Trevor Hoffman's quest to reach 600 career saves has become somewhat of a hot topic in recent days in Milwaukee.
Hoffman, the all-time saves leader, has blown two save situations already for the Brewers (4-4) this season.
For Hoffman, the Brewers announced this spring that Miller Park would feature a saves countdown in left field on the scoreboard. Fans can see a large banner of Hoffman, followed by a tracking of Hoffman's historic milestone save by save.
Hoffman originally approved of the addition to the ballpark, thinking it would be a fitting countdown and addition to the already great fan atmosphere at Miller Park. However, he has been having second thoughts about the banner and countdown.
"I don't want to add any extra enthusiasm for the other side of the field," Hoffman said prior to the series finale against Colorado. "It's not a situation where anybody is trying to put it in anybody's face. But I guarantee you they're saying, 'Hey, let's not let him click over a number on us.'"
While Hoffman might be worried the opponents are getting extra motivation from the banner in left-center, he should be more concerned about his performance as of late.
Hoffman didn't blow his second save until mid June for the Brewers last season, one of his most consistent seasons as a major leaguer. He's given up three home runs this short season, more than the two he allowed during his 37-save campaign in 2009.
Is the pressure of the looming No. 600 getting to Hoffman? His location has been spotty this season, and for the Brewers to get Hoffman his 600th save, he'll need to step up the consistency with his fastball and locate his change-ups better.

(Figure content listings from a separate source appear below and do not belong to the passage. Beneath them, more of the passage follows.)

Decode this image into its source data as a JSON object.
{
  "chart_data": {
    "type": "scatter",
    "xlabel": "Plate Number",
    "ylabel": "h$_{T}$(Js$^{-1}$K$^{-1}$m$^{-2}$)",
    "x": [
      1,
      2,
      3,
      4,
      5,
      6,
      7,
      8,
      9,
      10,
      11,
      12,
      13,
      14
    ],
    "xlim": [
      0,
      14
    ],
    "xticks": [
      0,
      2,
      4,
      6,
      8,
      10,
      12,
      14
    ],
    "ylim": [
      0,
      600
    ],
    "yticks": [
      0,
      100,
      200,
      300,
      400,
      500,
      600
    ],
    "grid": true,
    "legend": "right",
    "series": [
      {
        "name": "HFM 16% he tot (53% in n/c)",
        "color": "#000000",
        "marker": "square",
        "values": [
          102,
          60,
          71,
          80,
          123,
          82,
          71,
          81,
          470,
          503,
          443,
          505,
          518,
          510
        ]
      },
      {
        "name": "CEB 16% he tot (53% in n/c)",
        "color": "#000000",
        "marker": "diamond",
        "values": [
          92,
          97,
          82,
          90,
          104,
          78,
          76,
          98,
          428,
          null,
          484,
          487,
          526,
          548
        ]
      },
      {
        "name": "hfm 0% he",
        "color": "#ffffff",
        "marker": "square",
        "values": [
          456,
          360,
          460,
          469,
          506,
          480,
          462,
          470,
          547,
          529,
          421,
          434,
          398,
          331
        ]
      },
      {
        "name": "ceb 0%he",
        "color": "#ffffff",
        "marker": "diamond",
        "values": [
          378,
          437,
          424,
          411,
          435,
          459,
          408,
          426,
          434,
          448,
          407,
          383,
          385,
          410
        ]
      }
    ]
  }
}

Hoffman may be the all-time saves leader in MLB history, but for now, he's taking it one game at a time.
"In this role you can't look one save in front of you,'' Hoffman said. "They are not that easy to get. Nine saves away doesn't seem that large of a number, but it depends on so many things that you can't get caught overlooking today and preparing for tomorrow. There are no certainties.''
No certainties indeed, Mr. Hoffman—no certainties indeed.
Save No. 600 may be the elephant in the clubhouse for Hoffman, and as much as he'd like to say it doesn't have an effect on him, it simply has to. Barry Bonds, the career leader in home runs, said his charge to the top to pass Hank Aaron with No. 756 took longevity and skill. A little more than that, Barry, but for the sake of brevity, let's move on.
Is Hoffman really struggling because of a banner and countdown in left-center? Doubtful. Is Father Time catching up to him? More likely.
While a lot is made about a player's drop-off at age X, Hoffman and Bonds and numerous other greats have found a way to hold back the wrinkles of time and keep their skills on the diamond sharp. At this point, it's yet to be determined if Hoffman will return to Milwaukee for a third season as the Brewers' closer.
Hoffman's career crowning achievement will be No. 600, and subsequently each one after will further his mark in the MLB record books. It would be different if he were to pass someone's record, but reaching a milestone that a player may never reach again is quite the accomplishment in and of itself.